Although there are plenty of advantages in using bitcoin, the sheer number of hacking incidents and security threats on the cryptocurrency arena have made it difficult for people to trust the bitcoin ecosystem. The lack of a monetary authority governing the exchanges and implementing regulations has been blamed as the main factor why bitcoin has failed to kick off in the past years.
When bitcoin was created by Satoshi Nakamoto back in 2008, he claimed that this could revolutionize payments in that parties would be able to execute electronic transactions without relying on trust. Bitcoin is not backed in value by assets such as gold nor is it controlled by a central bank. Instead, its primary feature is the blockchain, which is a public ledger of transactions for bitcoin.

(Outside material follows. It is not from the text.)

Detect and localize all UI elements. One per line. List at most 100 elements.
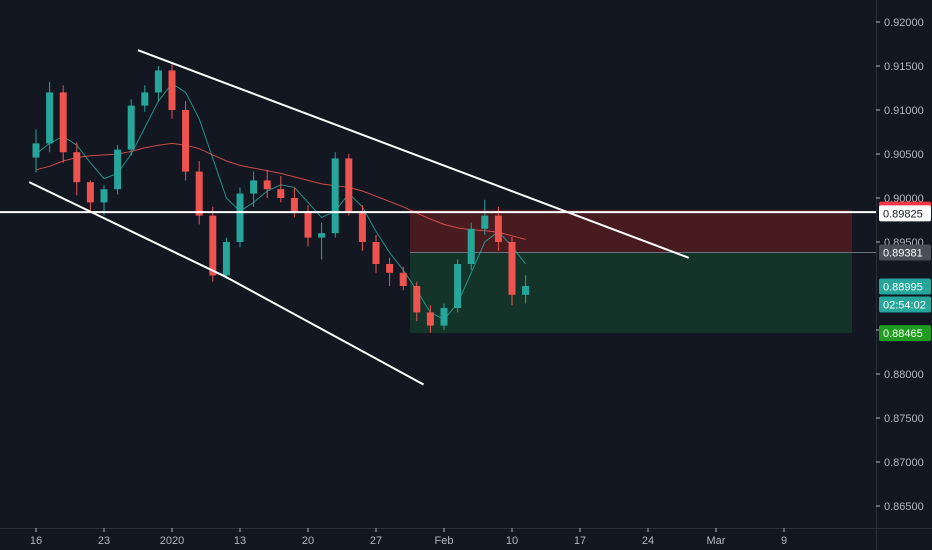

Revamping the Bitcoin Ecosystem
While the technology in the bitcoin ecosystem has been robust, there is much work to be done in ensuring that cryptocurrencies are stored safely and that consumer protection is paramount. For one, the bitcoin community espouses the creation of a set of common standards and best practices that can be applied to transactions.
Apart from that, there is a need for professionals and authorities to oversee developments in the bitcoin ecosystem. Tools and technologies need to be further developed and enhanced to add security features to bitcoin wallets and online transactions. Some suggest that barriers to entry to the bitcoin ecosystem can be developed to ensure that a commitment commensurate with responsibility is made before one has access to the system.
Any advances in bitcoin technology can be geared towards greater transparency and consumer protection than currently exists in the traditional financial system. Bitcoin technology has shown strong promise in online transactions as well as international remittances, and there are several more benefits that the cryptocurrency can offer once the negative aspects are reduced.